# Upgrading a Ridgid Jointer/Planer to a Spiral Cutter-head



## curiousgeorge (Nov 6, 2006)

The attached PDF is for those who may be contemplating upgrading their planer/jointer to a spiral cutter. I am sorry that I neglected to take pictures during the process but I think it will be easy enough to follow without them.


----------



## Iceman567 (Apr 29, 2012)

For those of us with limited knowledge about a planer/jointer, what would the advantage be? Cost to upgrade? Thanks.


----------



## skiroy56 (Aug 7, 2011)

I updated my Jet to a Byrd segmented cutterhead and what a difference. The cuts are so much smoother and a lot less effort expended to make them. In the process of replacing the head on my Powermatic 15" planer.


----------



## Jaccok (Nov 14, 2011)

What ridgid planer do you have & what is the mfg. name & p/n of the new spiral planer head? I would like to see if I can put one on my ridgid planer.


----------



## curiousgeorge (Nov 6, 2006)

Jaccok said:


> What ridgid planer do you have & what is the mfg. name & p/n of the new spiral planer head? I would like to see if I can put one on my ridgid planer.
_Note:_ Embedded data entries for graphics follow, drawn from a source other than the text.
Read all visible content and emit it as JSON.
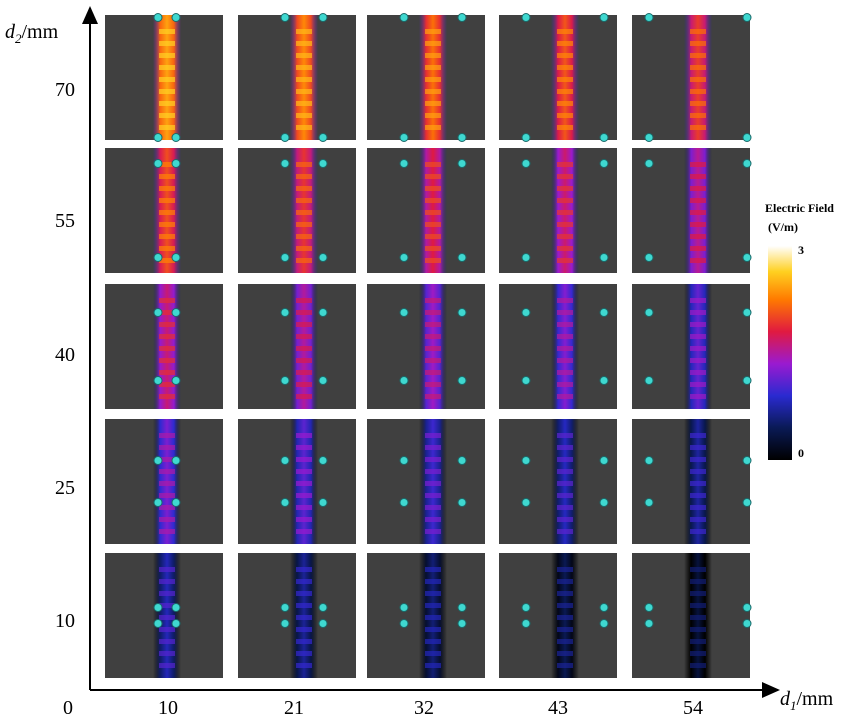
{
  "x_axis": {
    "symbol": "d",
    "subscript": "1",
    "unit": "/mm",
    "ticks": [
      "10",
      "21",
      "32",
      "43",
      "54"
    ]
  },
  "y_axis": {
    "symbol": "d",
    "subscript": "2",
    "unit": "/mm",
    "ticks": [
      "70",
      "55",
      "40",
      "25",
      "10"
    ]
  },
  "origin": "0",
  "colorbar": {
    "title_line1": "Electric Field",
    "title_line2": "(V/m)",
    "max": "3",
    "min": "0"
  }
}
Jack, just read the PDF. All the info you asked about is in there. Go to the Grizzly.com web site and it lists the machines the cutters will fit.


----------



## curiousgeorge (Nov 6, 2006)

Iceman567 said:


> For those of us with limited knowledge about a planer/jointer, what would the advantage be? Cost to upgrade? Thanks.


The cost depends on what planer/jointer you have and what brand you buy. In my case, with the 6" Ridgid, it was $250 total for the Byrd spiral cutter head. There are other brands available and the price varies. As for advantages... 1.Smoother cut. 2. Blades last maybe 10 times longer than straight blades. 3. Cheaper blade replacement cost. 4. Ease of blade replacement. 5. Machine actually runs quieter with spiral cutter. 6. Blades cut chips instead of small dust particles.
I'm sure there are probably more, but I haven't had mine long enough to tell yet.


----------



## rwl7532 (Sep 8, 2011)

curiousgeorge said:


> Jack, just read the PDF. All the info you asked about is in there. Go to the Grizzly.com web site and it lists the machines the cutters will fit.


H7764 - 6" Byrd Shelix Cutter-head from Grizzly.com
(from the above mentioned pdf)

H7764 6" Shelix Cutterhead

Grizzly.com® -- Online Catalog (page 48 with list of jointers)

I could not find the cross reference at grizzly.com that the catalog references.

$250 is a great price for this valuable upgrade.


----------



## Jaccok (Nov 14, 2011)

Thanks for the help George


----------